Kubernetes Tutorial: How to Failover PostgreSQL on Google Kubernetes Engine (GKE)

This tutorial is a walk-through of how to failover PostgreSQL on Google Kubernetes Engine (GKE) by Certified Kubernetes Administrator (CKA) and Application Developer (CKAD) Janakiram MSV.

TRANSCRIPT:

Janakiram MSV: Hi. In this demo, I want to show you how to perform a failover of a PostgreSQL database running within Kubernetes backed by Portworx. We already have a running Postgres deployment, which is just running one replica set or one instance of the database. Even though we are running just one instance, we can achieve failover and high availability thanks to Portworx. So let’s see how to achieve HA and failover of the single database pod running PostgreSQL database.

The first thing that we are going to do is to populate our database with some sample data. So for that, I’m going to grab the name of the pod by querying on the label that means app is equal to Postgres. So, this will get us the only pod that is running PostgreSQL and then we are going to do an exec to get into the shell of this pod. Now we are inside the Postgres pod and we can go ahead and execute the psql CLI.

So now we are within the Postgres shell and we can run a bunch of commands to populate a sample database. So let’s go ahead and create a database called PX Demo. Now we can verify this with the slash L command, and we notice that PX Demo database is now created. Let’s quit this and then populate this with some sample data. So we take help of the pgbench CLI to do that. So this is going to create about 5 million rows inside the demo database that we just created. That’s a lot of data. So let’s give it a few seconds and we should have a fully populated sample database.

Alright, let’s verify the creation of this by again getting into the psql shell and querying for the tables. So you noticed that pgbench has created a set of tables and we can now get the count of the number of rows from the accounts table, pgbench hyphen accounts. And that shows about 5 millions rows. Perfect. Now, let’s quit the pgSQL shell and also get it off the pod. So what we are now going to do is to do something pretty crazy. So we’re going to cordon off the node that’s running the Postgres database, which means it will avoid scheduling any new pods on it.
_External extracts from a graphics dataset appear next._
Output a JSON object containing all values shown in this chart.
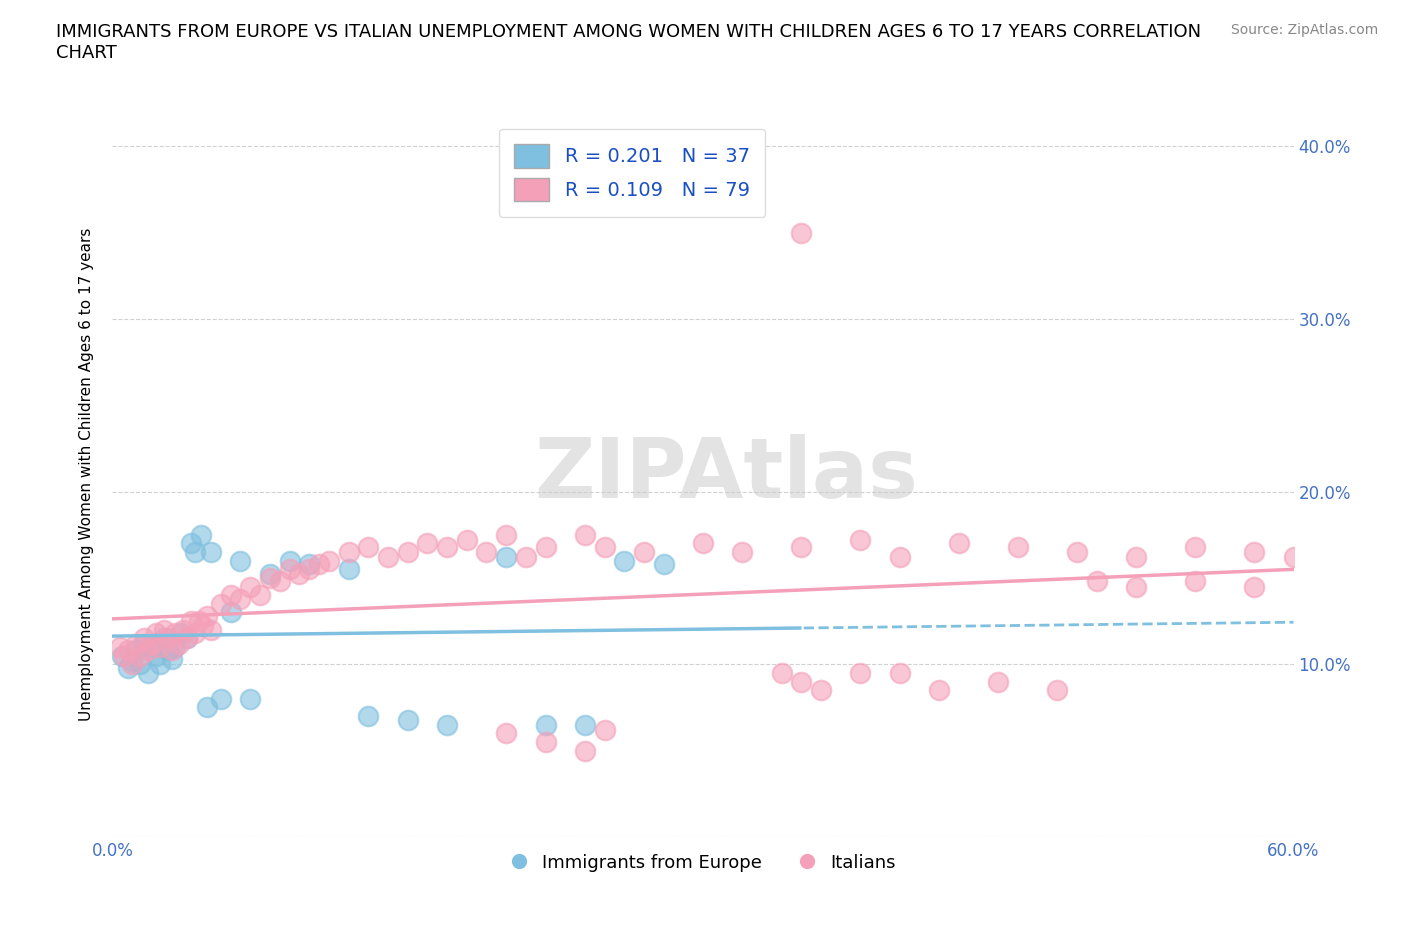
{
  "title": "IMMIGRANTS FROM EUROPE VS ITALIAN UNEMPLOYMENT AMONG WOMEN WITH CHILDREN AGES 6 TO 17 YEARS CORRELATION\nCHART",
  "source": "Source: ZipAtlas.com",
  "ylabel": "Unemployment Among Women with Children Ages 6 to 17 years",
  "xlim": [
    0.0,
    0.6
  ],
  "ylim": [
    0.0,
    0.42
  ],
  "xticks": [
    0.0,
    0.1,
    0.2,
    0.3,
    0.4,
    0.5,
    0.6
  ],
  "yticks": [
    0.0,
    0.1,
    0.2,
    0.3,
    0.4
  ],
  "xticklabels": [
    "0.0%",
    "",
    "",
    "",
    "",
    "",
    "60.0%"
  ],
  "yticklabels_right": [
    "",
    "10.0%",
    "20.0%",
    "30.0%",
    "40.0%"
  ],
  "watermark": "ZIPAtlas",
  "legend_labels": [
    "Immigrants from Europe",
    "Italians"
  ],
  "blue_color": "#7fbfdf",
  "pink_color": "#f4a0b8",
  "R_blue": 0.201,
  "N_blue": 37,
  "R_pink": 0.109,
  "N_pink": 79,
  "blue_scatter_x": [
    0.005,
    0.008,
    0.01,
    0.012,
    0.014,
    0.016,
    0.018,
    0.02,
    0.022,
    0.024,
    0.026,
    0.028,
    0.03,
    0.032,
    0.035,
    0.038,
    0.04,
    0.042,
    0.045,
    0.048,
    0.05,
    0.055,
    0.06,
    0.065,
    0.07,
    0.08,
    0.09,
    0.1,
    0.12,
    0.13,
    0.15,
    0.17,
    0.2,
    0.22,
    0.24,
    0.26,
    0.28
  ],
  "blue_scatter_y": [
    0.105,
    0.098,
    0.102,
    0.108,
    0.1,
    0.112,
    0.095,
    0.11,
    0.105,
    0.1,
    0.115,
    0.108,
    0.103,
    0.11,
    0.118,
    0.115,
    0.17,
    0.165,
    0.175,
    0.075,
    0.165,
    0.08,
    0.13,
    0.16,
    0.08,
    0.152,
    0.16,
    0.158,
    0.155,
    0.07,
    0.068,
    0.065,
    0.162,
    0.065,
    0.065,
    0.16,
    0.158
  ],
  "pink_scatter_x": [
    0.004,
    0.006,
    0.008,
    0.01,
    0.012,
    0.014,
    0.016,
    0.018,
    0.02,
    0.022,
    0.024,
    0.026,
    0.028,
    0.03,
    0.032,
    0.034,
    0.036,
    0.038,
    0.04,
    0.042,
    0.044,
    0.046,
    0.048,
    0.05,
    0.055,
    0.06,
    0.065,
    0.07,
    0.075,
    0.08,
    0.085,
    0.09,
    0.095,
    0.1,
    0.105,
    0.11,
    0.12,
    0.13,
    0.14,
    0.15,
    0.16,
    0.17,
    0.18,
    0.19,
    0.2,
    0.21,
    0.22,
    0.24,
    0.25,
    0.27,
    0.3,
    0.32,
    0.35,
    0.38,
    0.4,
    0.43,
    0.46,
    0.49,
    0.52,
    0.55,
    0.58,
    0.6,
    0.35,
    0.2,
    0.22,
    0.24,
    0.25,
    0.34,
    0.35,
    0.36,
    0.38,
    0.4,
    0.42,
    0.45,
    0.48,
    0.5,
    0.52,
    0.55,
    0.58
  ],
  "pink_scatter_y": [
    0.11,
    0.105,
    0.108,
    0.1,
    0.112,
    0.105,
    0.115,
    0.108,
    0.112,
    0.118,
    0.11,
    0.12,
    0.115,
    0.108,
    0.118,
    0.112,
    0.12,
    0.115,
    0.125,
    0.118,
    0.125,
    0.122,
    0.128,
    0.12,
    0.135,
    0.14,
    0.138,
    0.145,
    0.14,
    0.15,
    0.148,
    0.155,
    0.152,
    0.155,
    0.158,
    0.16,
    0.165,
    0.168,
    0.162,
    0.165,
    0.17,
    0.168,
    0.172,
    0.165,
    0.175,
    0.162,
    0.168,
    0.175,
    0.168,
    0.165,
    0.17,
    0.165,
    0.168,
    0.172,
    0.162,
    0.17,
    0.168,
    0.165,
    0.162,
    0.168,
    0.165,
    0.162,
    0.35,
    0.06,
    0.055,
    0.05,
    0.062,
    0.095,
    0.09,
    0.085,
    0.095,
    0.095,
    0.085,
    0.09,
    0.085,
    0.148,
    0.145,
    0.148,
    0.145
  ]
}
So to do that, we need to get the name of the node that is primarily running our Postgres database. So when we actually do get pods with this command, we notice that it is running on one of these nodes so we’re going to grab the node name to cordon off the node to avoid further scheduling. What I’m trying to achieve here is to emulate a node failure by cordoning it off, and once we cordon off the node and even going ahead and deleting the pod, we’ll not disrupt our workload because immediately Portworx is going to make sure that the newly created pod is going to be deployed in one of the nodes that already has the data.
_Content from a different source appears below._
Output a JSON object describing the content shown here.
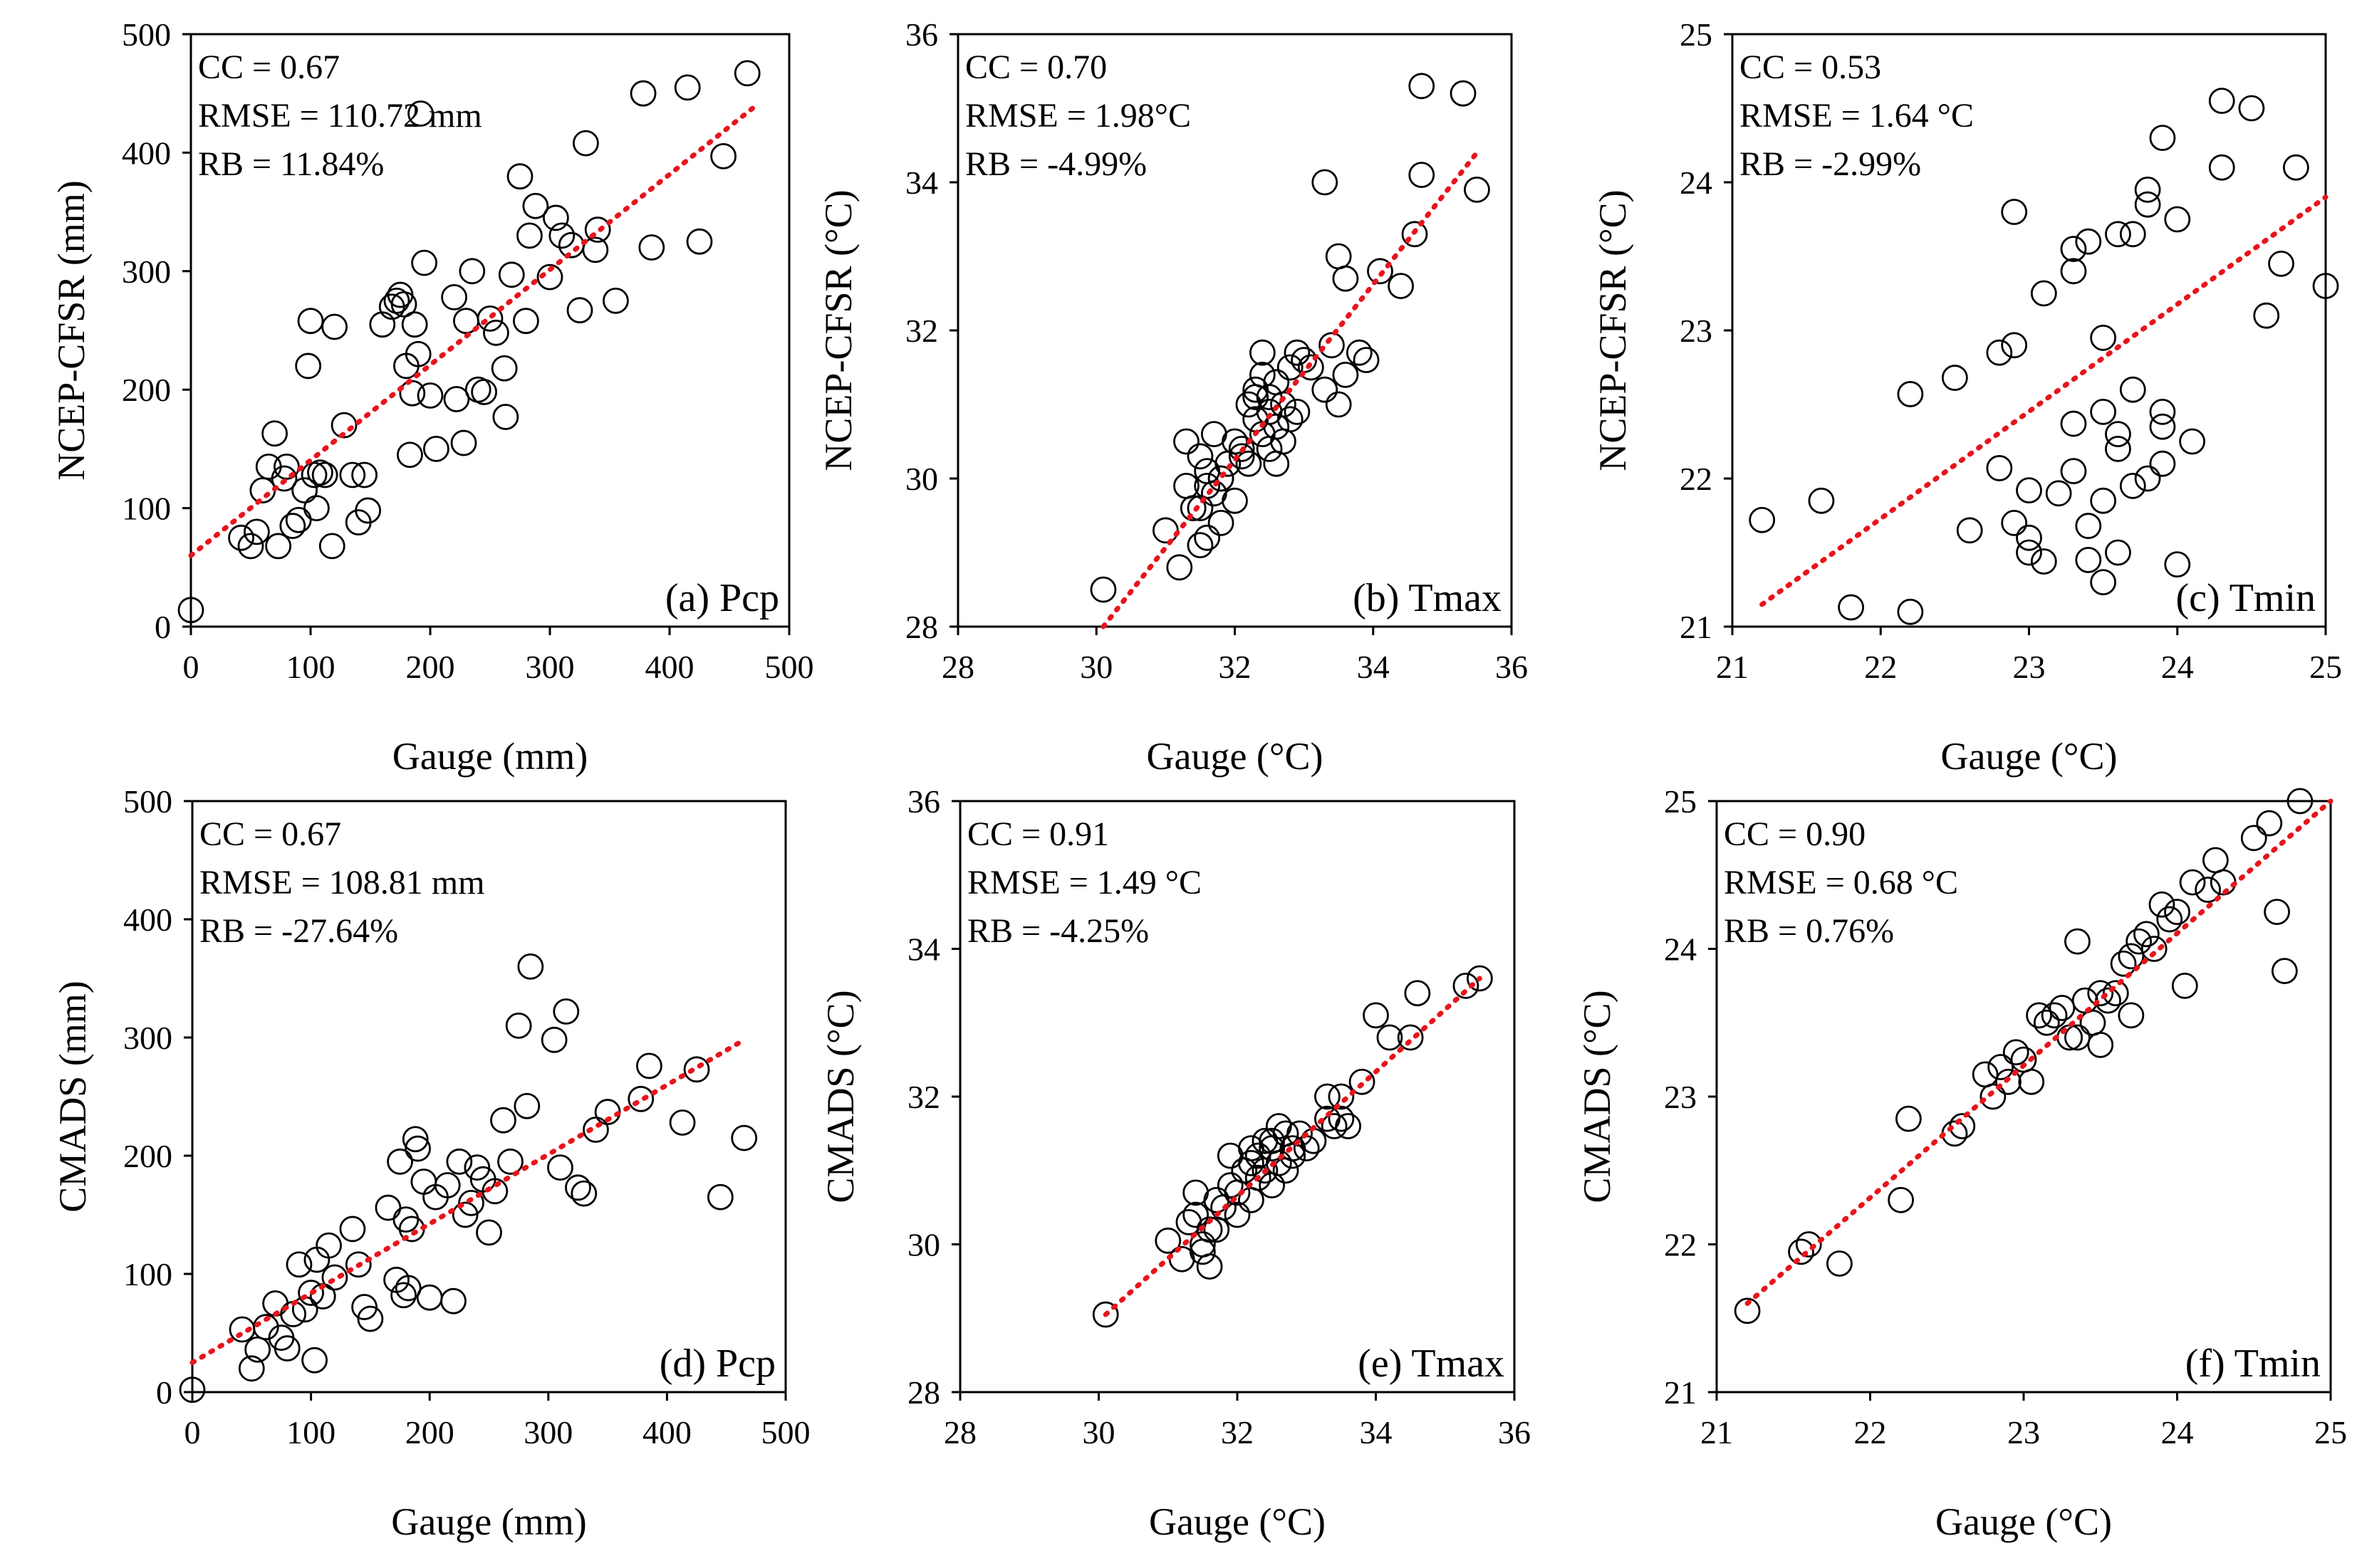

So let’s emulate node failure by creating a cordon node. Before that, let’s take a look at the nodes. You notice that all the three nodes are in ready state. All of them are capable of scheduling pods and running them. So we will now go ahead and cordon off the node that is currently running the PostgreSQL pod. So now if we do a “kubectl get nodes”, you notice that the second node, which is primarily responsible for running our current pod is cordoned off. So that means no more pods are going to be scheduled.

Alright. Now, let’s also go ahead and delete the pod. So for that, I’m going to get the pod name of the Postgres database. So this is the pod name. The only pod that we have in the default namespace. So now what we are going to do is to actually delete this pod. So “kubectl delete pod”. Now, it is going to delete the pod. And as soon as that is done, because it’s a part of deployment, Kubernetes will automatically create a new pod because we set the replica set for this deployment as one, and now a new pod is created, but interestingly this pod is not going to be located on the same node, where we originally ran the pod. Now, the node is cordoned off, that means it cannot be scheduled on this anymore instead it has been scheduled on the third node.
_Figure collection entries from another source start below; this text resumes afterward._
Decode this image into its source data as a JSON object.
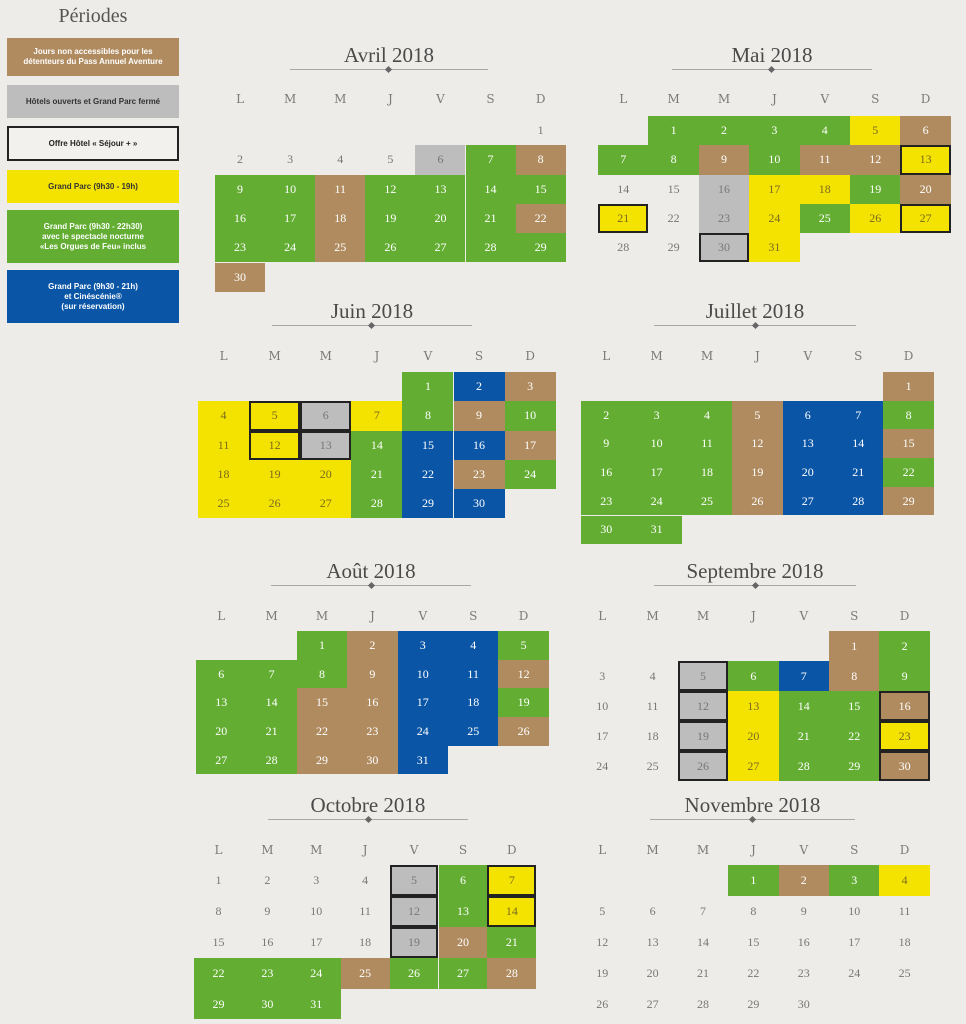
{
  "legend": {
    "title": "Périodes",
    "items": [
      {
        "key": "br",
        "label": "Jours non accessibles pour les\ndétenteurs du Pass Annuel Aventure",
        "bg": "#b08b5f",
        "fg": "#ffffff",
        "framed": false
      },
      {
        "key": "gy",
        "label": "Hôtels ouverts et Grand Parc fermé",
        "bg": "#bdbdbd",
        "fg": "#333333",
        "framed": false
      },
      {
        "key": "fr",
        "label": "Offre Hôtel « Séjour + »",
        "bg": "#f2f1ee",
        "fg": "#222222",
        "framed": true
      },
      {
        "key": "ye",
        "label": "Grand Parc (9h30 - 19h)",
        "bg": "#f4e300",
        "fg": "#333333",
        "framed": false
      },
      {
        "key": "gr",
        "label": "Grand Parc (9h30 - 22h30)\navec le spectacle nocturne\n«Les Orgues de Feu» inclus",
        "bg": "#62ad32",
        "fg": "#ffffff",
        "framed": false
      },
      {
        "key": "bl",
        "label": "Grand Parc (9h30 - 21h)\net Cinéscénie®\n(sur réservation)",
        "bg": "#0a55a6",
        "fg": "#ffffff",
        "framed": false
      }
    ]
  },
  "weekdays": [
    "L",
    "M",
    "M",
    "J",
    "V",
    "S",
    "D"
  ],
  "months": [
    {
      "title": "Avril 2018",
      "first_weekday": 6,
      "days": 30,
      "colors": {
        "6": "gy",
        "7": "gr",
        "8": "br",
        "9": "gr",
        "10": "gr",
        "11": "br",
        "12": "gr",
        "13": "gr",
        "14": "gr",
        "15": "gr",
        "16": "gr",
        "17": "gr",
        "18": "br",
        "19": "gr",
        "20": "gr",
        "21": "gr",
        "22": "br",
        "23": "gr",
        "24": "gr",
        "25": "br",
        "26": "gr",
        "27": "gr",
        "28": "gr",
        "29": "gr",
        "30": "br"
      },
      "framed": []
    },
    {
      "title": "Mai 2018",
      "first_weekday": 1,
      "days": 31,
      "colors": {
        "1": "gr",
        "2": "gr",
        "3": "gr",
        "4": "gr",
        "5": "ye",
        "6": "br",
        "7": "gr",
        "8": "gr",
        "9": "br",
        "10": "gr",
        "11": "br",
        "12": "br",
        "13": "ye",
        "16": "gy",
        "17": "ye",
        "18": "ye",
        "19": "gr",
        "20": "br",
        "21": "ye",
        "23": "gy",
        "24": "ye",
        "25": "gr",
        "26": "ye",
        "27": "ye",
        "30": "gy",
        "31": "ye"
      },
      "framed": [
        13,
        21,
        27,
        30
      ]
    },
    {
      "title": "Juin 2018",
      "first_weekday": 4,
      "days": 30,
      "colors": {
        "1": "gr",
        "2": "bl",
        "3": "br",
        "4": "ye",
        "5": "ye",
        "6": "gy",
        "7": "ye",
        "8": "gr",
        "9": "br",
        "10": "gr",
        "11": "ye",
        "12": "ye",
        "13": "gy",
        "14": "gr",
        "15": "bl",
        "16": "bl",
        "17": "br",
        "18": "ye",
        "19": "ye",
        "20": "ye",
        "21": "gr",
        "22": "bl",
        "23": "br",
        "24": "gr",
        "25": "ye",
        "26": "ye",
        "27": "ye",
        "28": "gr",
        "29": "bl",
        "30": "bl"
      },
      "framed": [
        5,
        6,
        12,
        13
      ]
    },
    {
      "title": "Juillet 2018",
      "first_weekday": 6,
      "days": 31,
      "colors": {
        "1": "br",
        "2": "gr",
        "3": "gr",
        "4": "gr",
        "5": "br",
        "6": "bl",
        "7": "bl",
        "8": "gr",
        "9": "gr",
        "10": "gr",
        "11": "gr",
        "12": "br",
        "13": "bl",
        "14": "bl",
        "15": "br",
        "16": "gr",
        "17": "gr",
        "18": "gr",
        "19": "br",
        "20": "bl",
        "21": "bl",
        "22": "gr",
        "23": "gr",
        "24": "gr",
        "25": "gr",
        "26": "br",
        "27": "bl",
        "28": "bl",
        "29": "br",
        "30": "gr",
        "31": "gr"
      },
      "framed": []
    },
    {
      "title": "Août 2018",
      "first_weekday": 2,
      "days": 31,
      "colors": {
        "1": "gr",
        "2": "br",
        "3": "bl",
        "4": "bl",
        "5": "gr",
        "6": "gr",
        "7": "gr",
        "8": "gr",
        "9": "br",
        "10": "bl",
        "11": "bl",
        "12": "br",
        "13": "gr",
        "14": "gr",
        "15": "br",
        "16": "br",
        "17": "bl",
        "18": "bl",
        "19": "gr",
        "20": "gr",
        "21": "gr",
        "22": "br",
        "23": "br",
        "24": "bl",
        "25": "bl",
        "26": "br",
        "27": "gr",
        "28": "gr",
        "29": "br",
        "30": "br",
        "31": "bl"
      },
      "framed": []
    },
    {
      "title": "Septembre 2018",
      "first_weekday": 5,
      "days": 30,
      "colors": {
        "1": "br",
        "2": "gr",
        "5": "gy",
        "6": "gr",
        "7": "bl",
        "8": "br",
        "9": "gr",
        "12": "gy",
        "13": "ye",
        "14": "gr",
        "15": "gr",
        "16": "br",
        "19": "gy",
        "20": "ye",
        "21": "gr",
        "22": "gr",
        "23": "ye",
        "26": "gy",
        "27": "ye",
        "28": "gr",
        "29": "gr",
        "30": "br"
      },
      "framed": [
        5,
        12,
        19,
        26,
        16,
        23,
        30
      ]
    },
    {
      "title": "Octobre 2018",
      "first_weekday": 0,
      "days": 31,
      "colors": {
        "5": "gy",
        "6": "gr",
        "7": "ye",
        "12": "gy",
        "13": "gr",
        "14": "ye",
        "19": "gy",
        "20": "br",
        "21": "gr",
        "22": "gr",
        "23": "gr",
        "24": "gr",
        "25": "br",
        "26": "gr",
        "27": "gr",
        "28": "br",
        "29": "gr",
        "30": "gr",
        "31": "gr"
      },
      "framed": [
        5,
        12,
        19,
        7,
        14
      ]
    },
    {
      "title": "Novembre 2018",
      "first_weekday": 3,
      "days": 30,
      "colors": {
        "1": "gr",
        "2": "br",
        "3": "gr",
        "4": "ye"
      },
      "framed": []
    }
  ]
}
So, with this complete exercise of simulating a node failure followed by deleting the pod, in normal cases, we might actually face the risk of losing data, but not when we are running Portworx, so let’s check that. Before that, let me make sure I uncordoned the node. And now, let’s see if our data is still intact. So we’ll now grab the name of the new pod that is scheduled in the third node, and we will get into the shell of this pod then run psql with PX Demo and then we are going to check for all the tables. There we go. Everything is intact. And finally, the acid test where we are checking the row count of pgbench accounts and it is still five million. Fantastic.

So even after the node failure and pod deletion, the data is intact. That’s because of the replication factor that we created during the storage class and behind the scenes there is also the magic of STORK, which is the storage orchestrator for Kubernetes engine, created by Portworx. It’s a custom scheduler which will ensure that the newly created pod is always placed on the same node that has the data available. So the combination of STORK combined by the replication factor resulted in the high availability of the pod even while running a single instance of the workload.